My mother had one dream. She said that she wanted to see the ‘things-growing-out-of-the-ground’. Well, her dream ended years ago when the whole area drowned in flaming, hot lava. Imagine. All of those dreams swept underneath that molten rock. My sister wasn’t able to meet the fairy queen. My brother wasn’t able to ride its first swallow like those Leafmen from that old movie years ago. My other sister didn’t become a princess, and my other, other sister didn’t even experience its first chocolate.
That’s why I’m going to avenge them. I’m going to make that volcano pay. Forget about my life. My hands are clamped so tightly on the gears. I was shaking badly, not from fear I must tell you. It’s from anticipation. After seventeen years, I can finally do it.
I can outline a big form miles ahead. It has come. This is it. All of my hard work has come to this day. I’m telling you, I’ll gladly die as soon as I see it explode.
Everything was ready, and I was ready to crash the jet into it when I saw something different beneath. Green? Huh? What the heck is that? I just went away for some years, and they renovated the whole place. If they were trying to copy the grasslands in Iceland, they will be sorry to know that they’ve made a rather poor imitation.
I looked closer.
Wait a minute. What? Are those… trees?
Since I was far too curious, I postponed my revenge and landed the jet on a clearing. I stepped outside and was amazed. Trees… trees are everywhere. Animals I’ve only seen in books were everywhere. What is this?

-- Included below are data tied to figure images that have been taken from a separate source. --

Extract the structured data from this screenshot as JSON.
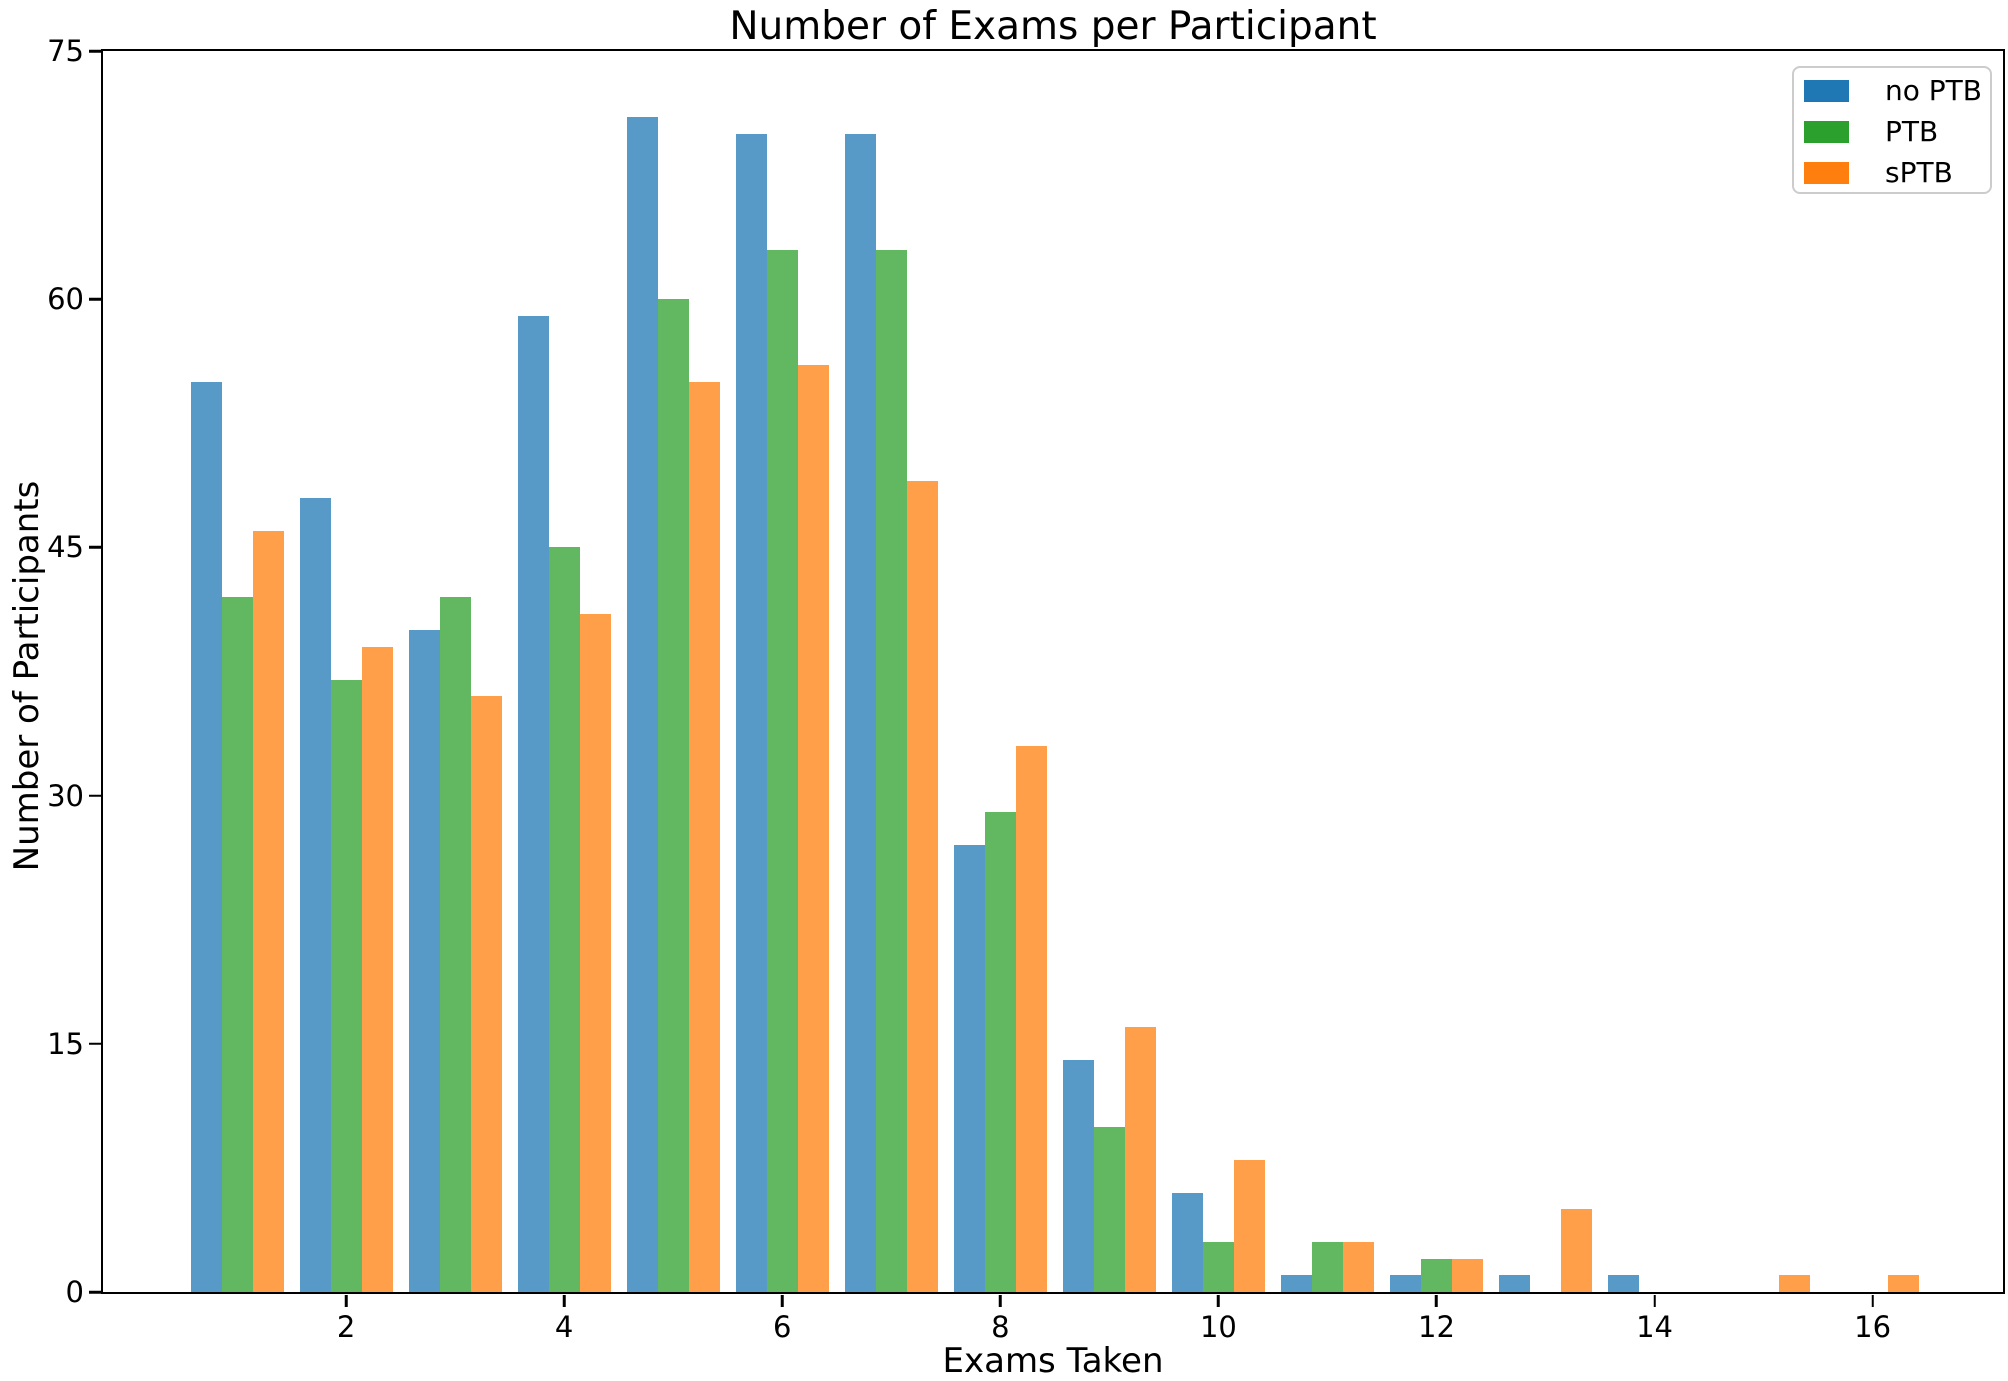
{
  "chart_data": {
    "type": "bar",
    "title": "Number of Exams per Participant",
    "xlabel": "Exams Taken",
    "ylabel": "Number of Participants",
    "categories": [
      1,
      2,
      3,
      4,
      5,
      6,
      7,
      8,
      9,
      10,
      11,
      12,
      13,
      14,
      15,
      16
    ],
    "x_tick_labels": [
      2,
      4,
      6,
      8,
      10,
      12,
      14,
      16
    ],
    "y_tick_labels": [
      0,
      15,
      30,
      45,
      60,
      75
    ],
    "xlim": [
      -0.22,
      17.22
    ],
    "ylim": [
      0,
      75
    ],
    "grid": false,
    "legend_position": "upper right",
    "series": [
      {
        "name": "no PTB",
        "legend_color": "#1f77b4",
        "bar_color": "rgba(31,119,180,0.75)",
        "values": [
          55,
          48,
          40,
          59,
          71,
          70,
          70,
          27,
          14,
          6,
          1,
          1,
          1,
          1,
          0,
          0
        ]
      },
      {
        "name": "PTB",
        "legend_color": "#2ca02c",
        "bar_color": "rgba(44,160,44,0.75)",
        "values": [
          42,
          37,
          42,
          45,
          60,
          63,
          63,
          29,
          10,
          3,
          3,
          2,
          0,
          0,
          0,
          0
        ]
      },
      {
        "name": "sPTB",
        "legend_color": "#ff7f0e",
        "bar_color": "rgba(255,127,14,0.75)",
        "values": [
          46,
          39,
          36,
          41,
          55,
          56,
          49,
          33,
          16,
          8,
          3,
          2,
          5,
          0,
          1,
          1
        ]
      }
    ]
  }
}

I asked a locale man, and he told me that the forest grew after the explosion seventeen years ago. Afterwards, the land stopped rumbling, and the place no longer smelled somewhat like sulfur. The volcano became extinct, meaning it’s dead already. It will no longer erupt like before.
What?
I looked up at the dark form that rose far away.
You’re dying on me now? You killed my family, and then you die. What?
Wait. Then what am I supposed to do now? What did I study all these years for? What have I come here for? How am I supposed to avenge my family now? There’s no point in destroying when it’s already dead. I mean: I’d be wasting my jet, not to mention my life, on something so fruitless.
Then I looked well around me. I can hear whispers. No, it’s not the ghost kind of whisper. I can hear whispers of life. I can feel life pulsating through my veins and all around me.
The blooming flowers… the shading trees… the beat of the sounds made by the forest animals… They were everywhere. Life is overflowing everywhere. What is this?
I looked at the volcano again.
What is this? If you think this is some sort of apology from years ago, then you’re dead wrong!
Then realization shot through me. I lied on the green earth before me and placed my hands over my face, feeling small trickles of salty water flow down my cheeks.
Fine. I get it. I accept the apology…
Stupid volcano… it’s not like I wanted its help… I was the one supposed to do it anyway…
“What do you want to be when you grow up?”
“I want to be someone who can fly, mama!”
“Why?”
“Umm… what do you call those things that grow out of the ground again?”
“They’re called ‘trees’, dear.”
“Yeah, that’s it! Ha, ha, ha! I’ll fly very, very high, and then I’ll look for trees for you, mama!”